Ein Mann wurde von seinem Hausarzt zu einem Facharzt für Chirurgie überwiesen, da er Blut im Stuhl hatte. Der Chirurg führte eine Darmspiegelung durch, wobei auch Polypen abgetragen wurden. Dabei kam es zu einer Perforation des Darms. Es folgten eine Not-Operation und Monate auf der Intensivstation. Der Mann hat jetzt einen künstlichen Darmausgang, ist zu 100 Prozent schwerbehindert und Frührentner.

Der Mann hatte zwar sein Einverständnis für den Eingriff erklärt. Er sei allerdings nicht über das Risiko einer Darmperforation mit seinen weitreichenden Folgen informiert worden. Sonst hätte er den Eingriff nicht ohne Weiteres durchführen lassen.

Das Oberlandesgericht Hamm sprach dem Mann Schmerzensgeld in Höhe von 220.000 € zu. Er hat zwar ein Merkblatt erhalten, nach dem er anderem auf die mit dem Eingriff verbundenen unvermeidbaren nachteiligen Folgen, möglichen Risiken und Komplikationsgefahren hingewiesen wurde.
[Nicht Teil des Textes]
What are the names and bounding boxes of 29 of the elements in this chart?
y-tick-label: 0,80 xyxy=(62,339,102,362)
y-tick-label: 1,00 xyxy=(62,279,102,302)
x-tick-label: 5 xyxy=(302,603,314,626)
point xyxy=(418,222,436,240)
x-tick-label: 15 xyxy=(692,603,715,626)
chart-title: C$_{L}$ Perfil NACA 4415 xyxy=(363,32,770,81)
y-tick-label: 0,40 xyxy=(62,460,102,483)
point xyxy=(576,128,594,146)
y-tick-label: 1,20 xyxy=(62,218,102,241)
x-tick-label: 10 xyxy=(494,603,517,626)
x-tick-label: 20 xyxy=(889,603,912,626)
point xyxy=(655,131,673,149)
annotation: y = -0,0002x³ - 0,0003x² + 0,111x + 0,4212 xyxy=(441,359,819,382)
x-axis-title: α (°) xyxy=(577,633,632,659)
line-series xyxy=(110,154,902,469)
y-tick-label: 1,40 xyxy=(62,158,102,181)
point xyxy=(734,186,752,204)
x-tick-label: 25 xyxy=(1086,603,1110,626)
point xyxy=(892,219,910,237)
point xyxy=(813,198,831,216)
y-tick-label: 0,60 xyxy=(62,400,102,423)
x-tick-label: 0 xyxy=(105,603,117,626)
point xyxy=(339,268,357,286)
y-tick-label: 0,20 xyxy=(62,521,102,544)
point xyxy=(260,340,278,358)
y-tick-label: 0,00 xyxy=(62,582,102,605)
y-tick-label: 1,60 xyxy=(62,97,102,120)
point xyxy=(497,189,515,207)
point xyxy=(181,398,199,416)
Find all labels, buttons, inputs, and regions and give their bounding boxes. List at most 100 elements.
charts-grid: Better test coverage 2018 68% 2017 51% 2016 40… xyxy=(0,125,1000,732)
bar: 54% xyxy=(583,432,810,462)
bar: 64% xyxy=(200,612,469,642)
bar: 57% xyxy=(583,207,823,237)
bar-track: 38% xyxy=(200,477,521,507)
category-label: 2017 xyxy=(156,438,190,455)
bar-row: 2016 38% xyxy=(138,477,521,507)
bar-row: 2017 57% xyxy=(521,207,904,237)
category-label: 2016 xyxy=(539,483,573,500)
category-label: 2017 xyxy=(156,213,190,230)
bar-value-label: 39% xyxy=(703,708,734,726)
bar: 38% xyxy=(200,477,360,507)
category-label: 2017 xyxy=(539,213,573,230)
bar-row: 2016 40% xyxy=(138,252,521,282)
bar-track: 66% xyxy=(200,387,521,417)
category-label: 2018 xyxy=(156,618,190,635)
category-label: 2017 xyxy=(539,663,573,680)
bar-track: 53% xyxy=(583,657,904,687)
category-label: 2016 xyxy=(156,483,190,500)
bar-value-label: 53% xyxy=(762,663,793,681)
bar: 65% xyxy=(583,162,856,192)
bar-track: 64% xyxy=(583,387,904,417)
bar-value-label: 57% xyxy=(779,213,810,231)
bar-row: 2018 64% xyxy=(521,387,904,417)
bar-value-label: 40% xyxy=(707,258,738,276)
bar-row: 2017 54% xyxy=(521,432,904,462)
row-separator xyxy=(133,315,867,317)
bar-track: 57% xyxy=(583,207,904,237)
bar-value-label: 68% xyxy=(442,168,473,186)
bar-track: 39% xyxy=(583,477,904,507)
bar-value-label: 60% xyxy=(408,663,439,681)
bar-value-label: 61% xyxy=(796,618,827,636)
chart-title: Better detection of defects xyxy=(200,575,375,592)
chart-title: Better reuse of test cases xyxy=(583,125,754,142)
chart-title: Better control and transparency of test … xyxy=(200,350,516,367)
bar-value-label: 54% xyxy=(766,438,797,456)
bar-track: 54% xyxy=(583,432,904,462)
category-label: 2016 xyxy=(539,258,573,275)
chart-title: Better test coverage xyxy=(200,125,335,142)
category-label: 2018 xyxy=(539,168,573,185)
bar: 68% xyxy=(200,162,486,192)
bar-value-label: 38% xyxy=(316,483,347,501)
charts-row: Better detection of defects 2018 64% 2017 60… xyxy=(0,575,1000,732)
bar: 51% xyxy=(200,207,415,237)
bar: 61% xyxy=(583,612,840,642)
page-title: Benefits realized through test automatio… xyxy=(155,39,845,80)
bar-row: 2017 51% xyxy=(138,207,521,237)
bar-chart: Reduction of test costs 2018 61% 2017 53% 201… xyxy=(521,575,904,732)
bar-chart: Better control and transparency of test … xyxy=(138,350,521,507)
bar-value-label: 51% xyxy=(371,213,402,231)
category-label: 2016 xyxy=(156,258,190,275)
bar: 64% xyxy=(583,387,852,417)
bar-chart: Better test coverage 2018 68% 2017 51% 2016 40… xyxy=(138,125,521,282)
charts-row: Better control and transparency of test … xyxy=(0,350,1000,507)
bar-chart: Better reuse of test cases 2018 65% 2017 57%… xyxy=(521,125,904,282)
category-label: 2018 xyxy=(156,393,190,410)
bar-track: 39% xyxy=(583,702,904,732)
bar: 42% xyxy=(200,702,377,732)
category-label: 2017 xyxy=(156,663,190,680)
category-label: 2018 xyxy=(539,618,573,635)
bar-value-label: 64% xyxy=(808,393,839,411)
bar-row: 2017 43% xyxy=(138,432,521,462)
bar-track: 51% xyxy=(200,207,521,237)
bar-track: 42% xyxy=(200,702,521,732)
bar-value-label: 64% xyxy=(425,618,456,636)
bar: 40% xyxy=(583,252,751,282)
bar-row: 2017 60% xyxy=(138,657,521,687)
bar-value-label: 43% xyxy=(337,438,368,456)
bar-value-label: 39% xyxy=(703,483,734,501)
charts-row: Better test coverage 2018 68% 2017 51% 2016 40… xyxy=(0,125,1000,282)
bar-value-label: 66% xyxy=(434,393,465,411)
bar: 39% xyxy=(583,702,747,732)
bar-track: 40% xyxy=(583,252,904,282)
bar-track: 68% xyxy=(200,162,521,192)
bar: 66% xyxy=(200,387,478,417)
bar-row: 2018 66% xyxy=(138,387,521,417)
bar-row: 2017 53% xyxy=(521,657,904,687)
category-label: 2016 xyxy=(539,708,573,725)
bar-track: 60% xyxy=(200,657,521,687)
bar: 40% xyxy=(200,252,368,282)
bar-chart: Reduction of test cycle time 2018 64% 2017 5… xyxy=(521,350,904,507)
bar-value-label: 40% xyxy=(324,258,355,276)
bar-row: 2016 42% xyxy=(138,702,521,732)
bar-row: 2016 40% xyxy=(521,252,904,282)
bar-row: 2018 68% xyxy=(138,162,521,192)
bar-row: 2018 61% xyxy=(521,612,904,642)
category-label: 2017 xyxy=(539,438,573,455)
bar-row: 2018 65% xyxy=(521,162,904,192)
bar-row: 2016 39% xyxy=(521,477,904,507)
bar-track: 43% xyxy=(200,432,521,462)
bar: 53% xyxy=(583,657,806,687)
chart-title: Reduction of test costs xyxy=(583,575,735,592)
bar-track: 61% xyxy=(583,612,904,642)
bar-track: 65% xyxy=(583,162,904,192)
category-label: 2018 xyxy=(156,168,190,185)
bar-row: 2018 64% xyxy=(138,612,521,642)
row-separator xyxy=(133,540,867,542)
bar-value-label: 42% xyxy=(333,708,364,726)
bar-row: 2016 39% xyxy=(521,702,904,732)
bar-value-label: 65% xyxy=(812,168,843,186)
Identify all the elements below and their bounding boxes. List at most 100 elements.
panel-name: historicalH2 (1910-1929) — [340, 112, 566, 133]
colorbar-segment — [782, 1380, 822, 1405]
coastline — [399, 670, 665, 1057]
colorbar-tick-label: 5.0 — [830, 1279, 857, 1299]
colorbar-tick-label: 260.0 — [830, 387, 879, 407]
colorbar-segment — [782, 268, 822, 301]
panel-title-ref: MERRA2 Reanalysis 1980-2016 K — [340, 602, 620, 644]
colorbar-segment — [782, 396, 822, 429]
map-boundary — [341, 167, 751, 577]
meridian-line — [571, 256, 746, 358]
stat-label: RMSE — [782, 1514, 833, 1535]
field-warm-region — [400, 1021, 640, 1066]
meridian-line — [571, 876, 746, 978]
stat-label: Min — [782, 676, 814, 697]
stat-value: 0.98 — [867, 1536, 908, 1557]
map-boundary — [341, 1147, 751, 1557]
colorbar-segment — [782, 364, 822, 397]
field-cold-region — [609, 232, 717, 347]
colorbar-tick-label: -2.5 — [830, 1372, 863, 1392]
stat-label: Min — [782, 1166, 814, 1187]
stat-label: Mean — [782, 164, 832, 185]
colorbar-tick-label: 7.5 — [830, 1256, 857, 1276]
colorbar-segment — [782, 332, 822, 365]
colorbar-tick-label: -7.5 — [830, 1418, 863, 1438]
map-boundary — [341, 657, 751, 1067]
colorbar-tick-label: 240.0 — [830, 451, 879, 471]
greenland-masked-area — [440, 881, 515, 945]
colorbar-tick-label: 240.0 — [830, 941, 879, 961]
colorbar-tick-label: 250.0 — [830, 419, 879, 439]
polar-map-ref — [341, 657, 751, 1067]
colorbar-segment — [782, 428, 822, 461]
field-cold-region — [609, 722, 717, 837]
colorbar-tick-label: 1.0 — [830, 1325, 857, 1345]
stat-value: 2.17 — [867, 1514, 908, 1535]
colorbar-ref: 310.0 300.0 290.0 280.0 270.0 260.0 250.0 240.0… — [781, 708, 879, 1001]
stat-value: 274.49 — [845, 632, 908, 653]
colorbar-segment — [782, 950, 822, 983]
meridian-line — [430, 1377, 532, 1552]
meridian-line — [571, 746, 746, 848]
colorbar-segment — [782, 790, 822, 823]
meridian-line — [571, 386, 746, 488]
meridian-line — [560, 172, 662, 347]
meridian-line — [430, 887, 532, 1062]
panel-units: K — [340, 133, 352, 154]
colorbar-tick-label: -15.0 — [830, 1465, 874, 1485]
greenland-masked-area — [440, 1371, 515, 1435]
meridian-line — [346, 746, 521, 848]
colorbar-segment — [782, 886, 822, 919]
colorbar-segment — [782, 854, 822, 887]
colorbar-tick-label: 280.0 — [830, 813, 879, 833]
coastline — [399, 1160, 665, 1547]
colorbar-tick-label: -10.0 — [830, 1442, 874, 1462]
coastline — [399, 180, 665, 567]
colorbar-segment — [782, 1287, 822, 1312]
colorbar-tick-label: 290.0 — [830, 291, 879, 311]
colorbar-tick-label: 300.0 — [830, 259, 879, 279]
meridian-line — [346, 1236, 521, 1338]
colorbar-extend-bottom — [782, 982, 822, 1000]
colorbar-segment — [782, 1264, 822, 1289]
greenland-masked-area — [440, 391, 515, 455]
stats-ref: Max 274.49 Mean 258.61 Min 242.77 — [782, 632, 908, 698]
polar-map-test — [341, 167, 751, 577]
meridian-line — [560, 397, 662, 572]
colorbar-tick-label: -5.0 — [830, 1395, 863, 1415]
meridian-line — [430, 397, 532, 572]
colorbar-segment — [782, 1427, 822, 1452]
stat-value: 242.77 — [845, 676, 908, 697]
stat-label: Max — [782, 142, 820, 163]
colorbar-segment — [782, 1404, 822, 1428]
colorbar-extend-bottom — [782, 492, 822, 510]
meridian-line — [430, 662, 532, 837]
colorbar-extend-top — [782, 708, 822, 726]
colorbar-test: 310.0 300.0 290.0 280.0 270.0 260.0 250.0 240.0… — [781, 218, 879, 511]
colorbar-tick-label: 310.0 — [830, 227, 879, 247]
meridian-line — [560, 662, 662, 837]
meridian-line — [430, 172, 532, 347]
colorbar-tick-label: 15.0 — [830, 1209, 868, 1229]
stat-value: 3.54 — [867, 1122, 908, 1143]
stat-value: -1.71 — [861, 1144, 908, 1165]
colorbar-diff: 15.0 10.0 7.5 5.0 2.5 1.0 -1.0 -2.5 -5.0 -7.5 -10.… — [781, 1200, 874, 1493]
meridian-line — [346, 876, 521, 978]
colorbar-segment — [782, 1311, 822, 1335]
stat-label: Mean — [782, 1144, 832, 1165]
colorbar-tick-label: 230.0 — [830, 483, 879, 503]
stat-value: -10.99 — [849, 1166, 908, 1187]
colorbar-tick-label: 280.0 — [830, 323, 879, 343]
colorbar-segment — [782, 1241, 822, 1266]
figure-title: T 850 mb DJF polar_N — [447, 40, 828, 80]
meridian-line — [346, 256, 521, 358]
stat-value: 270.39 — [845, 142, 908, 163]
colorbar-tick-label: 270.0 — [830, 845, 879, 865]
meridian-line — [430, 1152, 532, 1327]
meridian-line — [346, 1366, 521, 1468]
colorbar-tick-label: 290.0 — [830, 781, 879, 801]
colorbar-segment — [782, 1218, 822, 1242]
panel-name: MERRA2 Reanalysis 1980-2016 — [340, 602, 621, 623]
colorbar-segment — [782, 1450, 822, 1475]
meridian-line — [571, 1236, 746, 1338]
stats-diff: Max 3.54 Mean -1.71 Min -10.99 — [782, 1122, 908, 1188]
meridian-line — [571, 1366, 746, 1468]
Eine solches Merkblatt wird einer umfassenden Risikoaufklärung nicht gerecht. Es ist zu allgemein gehalten und daher verharmlosend. Außerdem kann ein Formular kein Aufklärungsgespräch mit dem Arzt ersetzen.

Damit Sie in die Behandlung oder den Eingriff wirksam einwilligen können, muss der Arzt mit Ihnen die Risiken des Eingriffs und die Gefahren eines möglichen Misserfolgs erörtern. Hierzu gehören auch später eventuell notwendig werdende weitere Maßnahmen. Der Arzt muss Sie auch auf extrem seltene Komplikationen hinweisen, wenn es sich um ein für den Eingriff typisches Risiko mit schwerwiegenden Folgen handelt.

Eine Darmperforation ist eine seltene, dafür aber sehr schwere Komplikation. Sie stellt einen lebensbedrohlichen medizinischen Notfall dar, der in der Regel einen weiteren operativen Eingriff erforderlich macht. Daher müssen Sie als Patient hierüber unbedingt aufgeklärt werden (OLG Hamm, Urteil vom 3.9.2013, 26 U 85/12 ).